The technique of “visualising fingerprints” from metal surfaces, such as fragments of bullet casing, has already proved a huge success in the world of forensic investigation.
Developed by Dr John Bond, from Northamptonshire Police Scientific Support Unit, in collaboration with scientists from the University of Leicester – it allows scientists to find prints even after they have been removed.
The discovery was named last year as one of Time Magazine’s top 50 inventions of the year and Dr Bond’s assistance has already been sought by police forces across the world to crack “cold cases”.
Today researchers at the university’s chemistry department announced developments of the technology, uncovering new ways of recovering prints from metal surfaces.
Researcher Alex Goddard has uncovered a natural technique that he believes is so simple it has been overlooked until now.
It involves studying chemical and physical interactions between the metal and fingerprint sweat deposit.
Using advanced surface imaging techniques, such as an Atomic Force Microscope, nanoscale observations of fingerprinted brass samples can identify the optimum conditions to promote the natural enhancement of the fingerprint and improve the recovery rate.
It has also proven that components of the sweat deposit survive washing and wiping of the surface.
Mr Goddard said: “Once a finger has touched the metal surface, a residue remains behind, this starts to react with the metal and an image of the fingerprint can be developed by use of elevated temperature and humidity, with the resultant image becoming a permanent feature on the surface of the metal.
“Currently, fingerprint recovery from bullets is very low; less than one per cent, This uses a natural process and even if it only leads to small increase in success rate, then that would be significant.
“Previous recovery methods include applying powder to the material which can actually damage the evidence.

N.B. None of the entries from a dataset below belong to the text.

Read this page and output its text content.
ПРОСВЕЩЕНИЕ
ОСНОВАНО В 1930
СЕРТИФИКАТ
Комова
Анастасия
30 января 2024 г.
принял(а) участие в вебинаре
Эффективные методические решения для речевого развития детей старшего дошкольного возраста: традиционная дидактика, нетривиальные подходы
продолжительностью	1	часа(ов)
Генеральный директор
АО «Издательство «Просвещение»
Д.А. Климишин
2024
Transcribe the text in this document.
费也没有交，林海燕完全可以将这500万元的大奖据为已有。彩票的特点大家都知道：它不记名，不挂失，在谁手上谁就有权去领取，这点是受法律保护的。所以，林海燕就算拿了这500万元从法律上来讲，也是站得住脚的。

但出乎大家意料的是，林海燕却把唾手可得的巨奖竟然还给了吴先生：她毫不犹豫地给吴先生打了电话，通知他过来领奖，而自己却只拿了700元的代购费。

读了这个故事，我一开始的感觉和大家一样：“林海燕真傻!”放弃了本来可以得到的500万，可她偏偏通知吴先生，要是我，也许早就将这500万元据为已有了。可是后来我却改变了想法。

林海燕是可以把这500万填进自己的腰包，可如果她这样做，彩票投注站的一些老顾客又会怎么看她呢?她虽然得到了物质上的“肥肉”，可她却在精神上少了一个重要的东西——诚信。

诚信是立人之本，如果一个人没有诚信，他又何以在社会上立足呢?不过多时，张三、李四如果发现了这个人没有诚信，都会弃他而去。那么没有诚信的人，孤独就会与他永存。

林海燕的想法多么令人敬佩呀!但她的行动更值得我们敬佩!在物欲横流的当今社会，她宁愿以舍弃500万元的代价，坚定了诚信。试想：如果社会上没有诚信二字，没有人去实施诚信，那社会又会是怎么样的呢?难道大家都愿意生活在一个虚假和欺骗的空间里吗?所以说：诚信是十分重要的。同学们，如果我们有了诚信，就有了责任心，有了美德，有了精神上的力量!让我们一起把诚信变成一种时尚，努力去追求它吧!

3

“This new technique promotes a naturally occurring process which does not involve adding anything to, or damaging, the evidence.
“Instead, it employs heat and humidity to promote the enhancement of the fingerprint image, there are also indications that it could be used after other techniques have failed, perhaps as a last resort.”
Mr Goddard recently presented his findings at the University of Leicester’s Postgraduate Research Festival.
Dr Bond, also an Honorary Research Fellow at the university’s Forensic Research Centre, added: “I am delighted that this research in the chemistry department is producing really interesting and useful results.
“This is an important area of forensic research and Northamptonshire Police is proud to be associated with the University.
“I look forward to further developments.”